In traditional teams, the team is managed by a manager, and this manager will do things like make resourcing decisions, deciding whom to hire and when to hire them. However, an Agile team self-manages. So if you take away the ability of the team to decide whom to hire and when to hire them, you’re reducing their self-management. The result is that everyone will suffer all the hard-to-see but hugely damaging problems you get from reducing a team’s autonomy — like reducing their intrinsic motivation, trust, collaboration, and discretionary effort. 

So there we have three big problems that can be caused by adding new “resources,” or people, to an Agile team. You slow things down, you tip the team back into arguments and uncertainty, and you take away their self-management and all the benefits that come along with it. So how do we solve these problems? 

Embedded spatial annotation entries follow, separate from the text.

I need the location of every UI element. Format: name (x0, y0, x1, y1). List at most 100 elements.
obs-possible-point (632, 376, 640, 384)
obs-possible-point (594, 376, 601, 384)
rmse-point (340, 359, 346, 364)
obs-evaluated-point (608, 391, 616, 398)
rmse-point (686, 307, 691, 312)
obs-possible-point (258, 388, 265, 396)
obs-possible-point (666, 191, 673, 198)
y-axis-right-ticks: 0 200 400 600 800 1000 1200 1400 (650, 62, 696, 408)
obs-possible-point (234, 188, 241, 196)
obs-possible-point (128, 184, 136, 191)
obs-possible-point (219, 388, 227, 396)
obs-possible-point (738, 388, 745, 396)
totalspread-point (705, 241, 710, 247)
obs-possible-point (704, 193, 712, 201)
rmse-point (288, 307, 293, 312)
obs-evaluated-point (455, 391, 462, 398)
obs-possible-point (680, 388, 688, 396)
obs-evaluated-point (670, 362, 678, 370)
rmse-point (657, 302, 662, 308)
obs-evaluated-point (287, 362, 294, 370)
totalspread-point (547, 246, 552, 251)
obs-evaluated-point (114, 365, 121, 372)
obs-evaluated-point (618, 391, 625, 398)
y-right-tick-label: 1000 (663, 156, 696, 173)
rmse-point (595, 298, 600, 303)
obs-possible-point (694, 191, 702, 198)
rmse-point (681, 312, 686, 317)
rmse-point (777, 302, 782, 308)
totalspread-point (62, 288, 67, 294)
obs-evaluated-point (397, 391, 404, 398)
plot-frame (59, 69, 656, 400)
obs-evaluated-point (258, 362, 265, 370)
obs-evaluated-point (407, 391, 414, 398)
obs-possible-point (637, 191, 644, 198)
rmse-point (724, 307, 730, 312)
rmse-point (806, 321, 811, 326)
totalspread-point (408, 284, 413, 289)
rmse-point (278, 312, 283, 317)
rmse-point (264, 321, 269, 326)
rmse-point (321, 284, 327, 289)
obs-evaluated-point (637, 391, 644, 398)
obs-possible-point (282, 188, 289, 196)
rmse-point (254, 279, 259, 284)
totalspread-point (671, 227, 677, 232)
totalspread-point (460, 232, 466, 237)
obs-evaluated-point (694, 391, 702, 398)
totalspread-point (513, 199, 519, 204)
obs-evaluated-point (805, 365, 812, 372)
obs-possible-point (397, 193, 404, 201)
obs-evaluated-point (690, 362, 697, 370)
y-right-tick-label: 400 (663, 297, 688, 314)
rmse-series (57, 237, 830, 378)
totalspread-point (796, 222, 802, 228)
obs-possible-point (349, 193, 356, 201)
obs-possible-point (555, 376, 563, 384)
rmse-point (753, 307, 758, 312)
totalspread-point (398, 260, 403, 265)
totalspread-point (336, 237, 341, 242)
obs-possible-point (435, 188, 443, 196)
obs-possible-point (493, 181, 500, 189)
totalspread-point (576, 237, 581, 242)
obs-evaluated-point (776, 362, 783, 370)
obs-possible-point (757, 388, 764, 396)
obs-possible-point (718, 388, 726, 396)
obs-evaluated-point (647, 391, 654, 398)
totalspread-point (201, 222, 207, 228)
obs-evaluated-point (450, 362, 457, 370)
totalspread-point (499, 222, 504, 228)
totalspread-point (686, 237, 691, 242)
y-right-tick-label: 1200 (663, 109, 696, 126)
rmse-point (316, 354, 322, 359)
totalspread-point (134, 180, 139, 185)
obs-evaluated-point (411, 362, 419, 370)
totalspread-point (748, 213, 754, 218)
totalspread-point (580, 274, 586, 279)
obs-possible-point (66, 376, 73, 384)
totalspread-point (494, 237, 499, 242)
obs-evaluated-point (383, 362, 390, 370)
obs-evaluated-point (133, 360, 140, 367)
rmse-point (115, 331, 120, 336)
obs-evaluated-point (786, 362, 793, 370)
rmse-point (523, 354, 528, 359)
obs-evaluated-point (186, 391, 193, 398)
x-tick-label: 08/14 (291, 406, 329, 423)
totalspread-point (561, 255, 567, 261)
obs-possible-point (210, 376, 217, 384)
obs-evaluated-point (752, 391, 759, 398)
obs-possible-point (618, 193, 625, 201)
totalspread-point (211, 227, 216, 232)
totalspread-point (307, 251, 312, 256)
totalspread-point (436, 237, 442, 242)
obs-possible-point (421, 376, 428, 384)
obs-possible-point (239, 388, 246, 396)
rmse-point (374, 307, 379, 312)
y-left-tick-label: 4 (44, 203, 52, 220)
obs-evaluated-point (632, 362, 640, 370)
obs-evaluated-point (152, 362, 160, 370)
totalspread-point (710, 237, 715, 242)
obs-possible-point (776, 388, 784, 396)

Well, the answer is in the title of the blog post. It’s not just about whom you hire, but when you hire them. 

Adding more people to a software development project doesn’t always make it later; it just makes it later if the project is already late. So if you’re adding a resource, then do it much earlier on in the project, not as you get closer to the finish line and realize that you’re going to miss your delivery date. Similarly, if adding new people risks tipping the team back to the start of the forming-norming-storming-performing cycle, then limit the number of times you add people into the team. Rather than adding one new person every two weeks, build up your pool of people you want to add into the team, then add them all in one go, after giving everyone plenty of notice. This gives the team a period of stability with no new joiners, in order to get themselves back through storming and up into performing. Finally, let the team itself take on these decisions about when to add new people. The team will have the best view of when it’s easiest and of most use to add in new people, so listen to them and let them guide the decisions in this area. If the team says now is not the right time, then now is not the right time. 

No matter how much your upbringing may make you feel like adding new people to a team will get you out of the delivery deadline hole you find yourself in, it almost certainly won’t. However, collaborate with the team on some clever thinking around when to add people in, and you’ll be hiring in an Agile context as well as going a long way toward getting the results you want. 


Gez Smith is Lead Agile Coach at HSBC and he runs www.agileforrecruiters.com, teaching recruiters and HR people all about great Agile hiring practices.